MCATS is precise and ultrasensitive, able to measure cellular traction forces generated by as few as 2,000 platelets within a sample. And the resulting signal is robust enough to measure via a conventional fluorometer — a tool commonly used in routine blood tests.
MCATS also works with a plate reader, an instrument designed to handle dozens of samples simultaneously, for the kind of high-throughput readout needed to conduct research.
Testing its clinical potential
To test the efficacy of MCATS at measuring the activity of platelet function, the researchers drew blood samples from healthy volunteer donors. They first validated that the MCATS response was sensitive to the mechanical forces of platelets.
They next added to the healthy blood samples different antiplatelet drugs, ranging from over-the-counter aspirin to a panel of different prescription medications. The MCATS results showed that the antiplatelet therapies reduced the mechanical activity of platelets by an amount similar to the reduction observed in aggregometry.

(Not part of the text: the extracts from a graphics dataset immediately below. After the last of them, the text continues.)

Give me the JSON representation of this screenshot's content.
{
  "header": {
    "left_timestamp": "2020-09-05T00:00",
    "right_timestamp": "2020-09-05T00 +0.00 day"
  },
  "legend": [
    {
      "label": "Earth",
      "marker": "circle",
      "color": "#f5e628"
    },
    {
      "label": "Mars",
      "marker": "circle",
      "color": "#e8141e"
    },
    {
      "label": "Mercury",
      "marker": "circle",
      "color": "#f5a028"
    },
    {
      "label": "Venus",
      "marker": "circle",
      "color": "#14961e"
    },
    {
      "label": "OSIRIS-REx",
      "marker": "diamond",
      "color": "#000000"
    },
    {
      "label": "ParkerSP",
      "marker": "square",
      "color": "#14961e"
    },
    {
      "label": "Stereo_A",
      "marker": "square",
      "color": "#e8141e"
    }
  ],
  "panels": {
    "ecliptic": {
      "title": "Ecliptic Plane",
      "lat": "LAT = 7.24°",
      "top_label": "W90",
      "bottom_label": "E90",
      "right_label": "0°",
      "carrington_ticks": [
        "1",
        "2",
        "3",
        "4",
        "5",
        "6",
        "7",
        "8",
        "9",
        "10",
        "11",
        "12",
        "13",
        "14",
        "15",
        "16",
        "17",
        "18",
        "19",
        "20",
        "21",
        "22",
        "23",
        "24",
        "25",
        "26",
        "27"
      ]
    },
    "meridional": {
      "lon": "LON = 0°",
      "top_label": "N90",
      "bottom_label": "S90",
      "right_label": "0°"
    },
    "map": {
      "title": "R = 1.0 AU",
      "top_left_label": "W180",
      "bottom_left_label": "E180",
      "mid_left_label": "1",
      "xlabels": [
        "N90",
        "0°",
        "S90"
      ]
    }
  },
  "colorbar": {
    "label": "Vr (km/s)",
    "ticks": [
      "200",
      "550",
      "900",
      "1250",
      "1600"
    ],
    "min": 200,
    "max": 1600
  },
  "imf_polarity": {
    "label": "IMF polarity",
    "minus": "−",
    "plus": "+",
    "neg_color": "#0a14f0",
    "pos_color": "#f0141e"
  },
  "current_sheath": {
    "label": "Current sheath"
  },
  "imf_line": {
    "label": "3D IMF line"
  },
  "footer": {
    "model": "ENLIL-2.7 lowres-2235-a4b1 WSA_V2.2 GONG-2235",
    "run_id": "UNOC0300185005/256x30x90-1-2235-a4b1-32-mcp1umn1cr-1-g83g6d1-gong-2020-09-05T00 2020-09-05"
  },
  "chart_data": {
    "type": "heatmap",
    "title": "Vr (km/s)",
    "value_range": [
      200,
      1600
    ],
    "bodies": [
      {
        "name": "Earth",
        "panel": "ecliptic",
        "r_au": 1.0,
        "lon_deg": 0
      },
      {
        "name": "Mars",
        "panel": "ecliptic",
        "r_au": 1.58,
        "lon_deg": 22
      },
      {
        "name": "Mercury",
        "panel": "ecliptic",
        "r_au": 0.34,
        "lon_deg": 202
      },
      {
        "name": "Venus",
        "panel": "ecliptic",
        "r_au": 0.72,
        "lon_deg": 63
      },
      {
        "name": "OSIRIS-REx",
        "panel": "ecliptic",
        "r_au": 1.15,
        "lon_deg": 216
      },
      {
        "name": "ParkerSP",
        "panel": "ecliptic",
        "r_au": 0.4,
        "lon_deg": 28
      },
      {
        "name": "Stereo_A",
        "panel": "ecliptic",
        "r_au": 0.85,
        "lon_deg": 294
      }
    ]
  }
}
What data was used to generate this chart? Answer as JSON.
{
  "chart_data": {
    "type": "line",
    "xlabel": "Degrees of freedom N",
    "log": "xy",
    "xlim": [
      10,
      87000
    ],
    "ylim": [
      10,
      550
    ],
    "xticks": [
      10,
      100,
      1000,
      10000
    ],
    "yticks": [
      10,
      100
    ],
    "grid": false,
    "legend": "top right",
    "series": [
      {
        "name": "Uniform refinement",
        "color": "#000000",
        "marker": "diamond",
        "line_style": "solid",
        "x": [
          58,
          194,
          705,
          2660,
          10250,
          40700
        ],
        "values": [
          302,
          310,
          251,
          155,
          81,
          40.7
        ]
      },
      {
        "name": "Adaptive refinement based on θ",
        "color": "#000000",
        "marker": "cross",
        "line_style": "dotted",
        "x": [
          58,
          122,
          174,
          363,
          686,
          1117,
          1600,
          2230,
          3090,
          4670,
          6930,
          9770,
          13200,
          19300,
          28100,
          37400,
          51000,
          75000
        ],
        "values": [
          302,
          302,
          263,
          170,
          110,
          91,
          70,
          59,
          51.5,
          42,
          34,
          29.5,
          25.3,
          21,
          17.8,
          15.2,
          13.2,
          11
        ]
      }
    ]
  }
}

The researchers also received permission to take blood samples for investigation from seven patients pre- and post-cardiopulmonary bypass surgery. The results showed that the MCATS readings for the platelet activity of each individual patient's sample correlated to their likelihood to need platelet transfusions to minimize bleeding after surgery.
The researchers are now enrolling participants in a prospective study to further explore MCATS as a diagnostic tool. People diagnosed with a platelet disorder will have their blood samples tested pre- and post-treatment to assess how well a therapy is working.
"The bottom line is that MCATS is a whole new way to measure platelet function using a really tiny sample," Sniecinski says. "It's telling us something specific that we haven't been able to measure before and that can give us a new way to understand what's going on with platelet dysfunction and the best methods for controlling it."
"Blood work up gives you a basic readout of your health based on data like platelet count and metabolic concentrations," Salaita adds. "Now we're adding information about the mechanics of platelets. That's like getting a whole new dial on your dashboard for monitoring your health."
Work on the current paper was funded by the National Institutes of Health, the National Science Foundation and the American Heart Association.